||Despite the diversity of
design, costs, and other factors, the aim of evaluation methods in use today is
essentially the same, i.e., to assess the effect of an intervention on one group compared
to the effect of a different intervention (or no intervention) on another group. By
definition, all evaluations have a control or comparison group. Exhibit 2 depicts a basic
framework for considering the methodological rigor of evaluation types, their respective
study elements, and examples of organ donation activity evaluations.
The evaluation types in Exhibit 2 are listed in rough order of most
to least scientifically rigorous for internal validity, (i.e., for accurately representing
the causal relationship between an intervention and an outcome in the particular
circumstances of a study). This ordering of methods assumes that each study is properly
designed and conducted; a poorly conducted large RCT may yield weaker findings than a well
conducted study that is lower on the design hierarchy. This list is representative; there
are other variations of these methodologic designs and some investigators use different
terminology for certain methods (Appendix A contains definitions of the evaluation types
listed in Exhibit 2).
As Exhibit 2 depicts, every evaluation has strengths and
weaknesses. There are typically trade-offs involving rigor, cost, and feasibility. The
importance of this trade-off depends largely on the activity under study and the goals and
resources of the organization conducting the evaluation. For example, it is possible to
design a prospective study to evaluate the effect of a national media campaign on actual
organ donation rates. However, the time and resources (e.g., money) needed to track
millions of people over time to capture what may be small differences in donation rates
might not be feasible. A prospective evaluation design may more appropriately be used to
assess post-event activities because fewer people (i.e., only those who become potential
donors) have to be tracked over a shorter period of time to capture a change in the
donation rate. For example, a prospective study might feasibly assess decoupling the
discussion of organ donation from the announcement of brain death on consent rates.
Given resource and time constraints, and the difficulties
associated with randomizing and perfectly controlling "real-world" studies, it
may not be possible, and is often not practical to conduct a randomized controlled study.
However, all evaluations can include elements that strengthen the methodology of the study
and produce more rigorous results. For example, a more valid comparison group often can
improve study designs. In a time-series study one group (e.g., a hospital) is measured at
baseline (e.g., consent rate, donation rate) and subjected to an intervention (e.g., an
in-service provider education program) and re-measured at several intervals to assess
changes in performance indicators. A more rigorous control would be an external control,
for example a hospital not receiving the in-service program.
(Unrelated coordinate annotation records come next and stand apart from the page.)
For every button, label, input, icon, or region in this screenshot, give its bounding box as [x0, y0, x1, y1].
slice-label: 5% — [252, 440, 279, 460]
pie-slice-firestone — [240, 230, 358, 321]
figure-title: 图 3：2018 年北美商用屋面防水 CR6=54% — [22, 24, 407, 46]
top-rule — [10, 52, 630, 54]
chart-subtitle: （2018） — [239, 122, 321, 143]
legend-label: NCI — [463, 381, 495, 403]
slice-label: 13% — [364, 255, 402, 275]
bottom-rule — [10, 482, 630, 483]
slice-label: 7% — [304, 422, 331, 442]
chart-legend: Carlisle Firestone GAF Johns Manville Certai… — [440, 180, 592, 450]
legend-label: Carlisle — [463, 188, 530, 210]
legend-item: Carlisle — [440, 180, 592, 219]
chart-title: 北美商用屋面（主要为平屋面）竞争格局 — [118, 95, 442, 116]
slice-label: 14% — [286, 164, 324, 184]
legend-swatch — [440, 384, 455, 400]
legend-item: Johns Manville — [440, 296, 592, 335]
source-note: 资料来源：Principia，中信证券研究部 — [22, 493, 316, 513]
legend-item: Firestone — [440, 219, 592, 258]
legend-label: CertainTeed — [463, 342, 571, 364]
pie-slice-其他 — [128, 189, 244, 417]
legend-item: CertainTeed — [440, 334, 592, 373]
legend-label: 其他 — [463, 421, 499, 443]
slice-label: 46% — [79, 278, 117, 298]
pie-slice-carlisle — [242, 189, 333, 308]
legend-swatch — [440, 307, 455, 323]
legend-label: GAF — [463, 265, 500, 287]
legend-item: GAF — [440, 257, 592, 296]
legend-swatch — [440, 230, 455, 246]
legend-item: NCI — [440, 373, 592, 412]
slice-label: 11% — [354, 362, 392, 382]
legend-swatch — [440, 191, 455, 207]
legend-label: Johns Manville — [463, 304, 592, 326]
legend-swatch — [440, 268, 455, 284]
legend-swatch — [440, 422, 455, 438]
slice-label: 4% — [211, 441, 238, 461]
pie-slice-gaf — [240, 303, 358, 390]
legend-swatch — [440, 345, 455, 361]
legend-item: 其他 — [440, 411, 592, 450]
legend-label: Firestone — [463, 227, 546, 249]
The control hospital is
subject to the same external influences as the study hospital (e.g., a concurrent mass
media campaign) and thus the effects of the intervention can be measured more accurately.
Examples from the behavioral literature provide insight on how to select and randomize
control groups for "health behavior interventions" similar to changing personal
behavior with regard to organ donation (Appendix C).
Exhibit 2: General Strengths and
Weaknesses of Evaluation Types
Source: Lewin, 1998
The following general guidelines are helpful
for weighing the relative rigor of alternative types of controlled studies.
Randomized studies require the assignment of
subjects to intervention and control groups based on a chance distribution. This technique
is used to diminish subject selection bias in controlled studies.
In a prospective study, the investigators conduct an
investigation on a group of subjects and analyze the outcomes. In a retrospective study,
investigators select groups of subjects who have already been subject to an intervention
and analyze how the intervention relates to the outcomes.
- Large studies are stronger than small studies.
The sample size of a study should be large enough to have
an acceptable probability of detecting a difference in outcomes, if such a difference
truly exists, between the experimental and control groups attributable to the intervention
being evaluated. Although larger studies increase the statistical power of the evaluation,
there is a point beyond which there are diminishing returns and studies may become
unnecessarily costly and inefficient.
- Contemporaneous controls are stronger than historical
A contemporaneous control group exists when the results of
an intervention group and a control group are compared over the same time period. An
historical control group exists when the results of an intervention group are compared
with the results of a control group observed at some previous time.
- External controls (multiple-group designs) are stronger
than self-controls (one-group designs).
A multiple-group design exists when comparisons are made
between one group receiving the intervention and one group not receiving the intervention
(control). A one-group design exists when the experience of a single group is compared
before (control) and after an intervention.